The Ipsos report cites Copenhagen Business School research that names the architecture honestly: “AI value creation depends on organisational capacity.” That is the sentence. Organisational capacity is the bottleneck. Capacity is built by structure, not by content. The report’s own second principle to policymakers is consistent: “Support the development of organisational capacity and readiness.” Not more training. Capacity.
If the 2026 Eurostat wave is published in December and shows a 40-point gap, no one should be surprised. The same conditions are in place. The same prerequisites are missing. The same support apparatus continues to address awareness rather than architecture.

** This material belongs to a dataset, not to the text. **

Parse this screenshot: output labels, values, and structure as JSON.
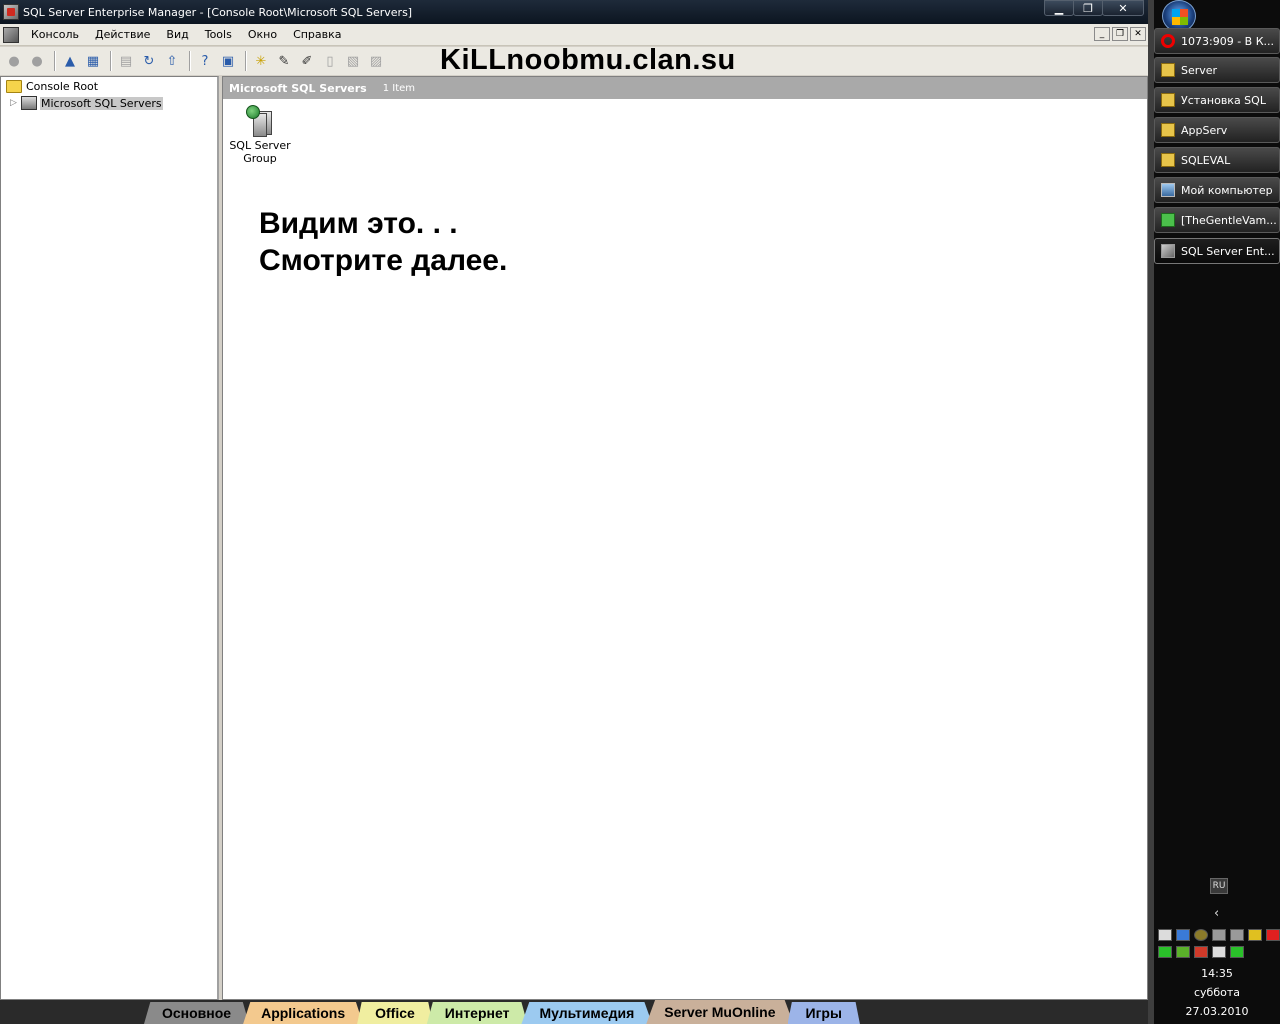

The gap is doing exactly what its structural causes predict it will do.
Closing it requires a different intervention. Not more pilots. Not more case studies. Not more webinars. Pre-qualified tools for pre-defined use cases, pre-mapped to the role and the data the company already has. External championship where internal championship does not exist. Adoption measurement that begins on day one, not after the third quarter review.
That is the architectural fix. Everything else is theatre. The gap is structural. The fix is structural. The cheaper tools and the simpler interfaces are real — and they will keep widening the gap until the prerequisites are addressed at the same speed the tools improve.
Thirty-eight points last year. The number will be larger next year unless the support stops being content and starts being structure.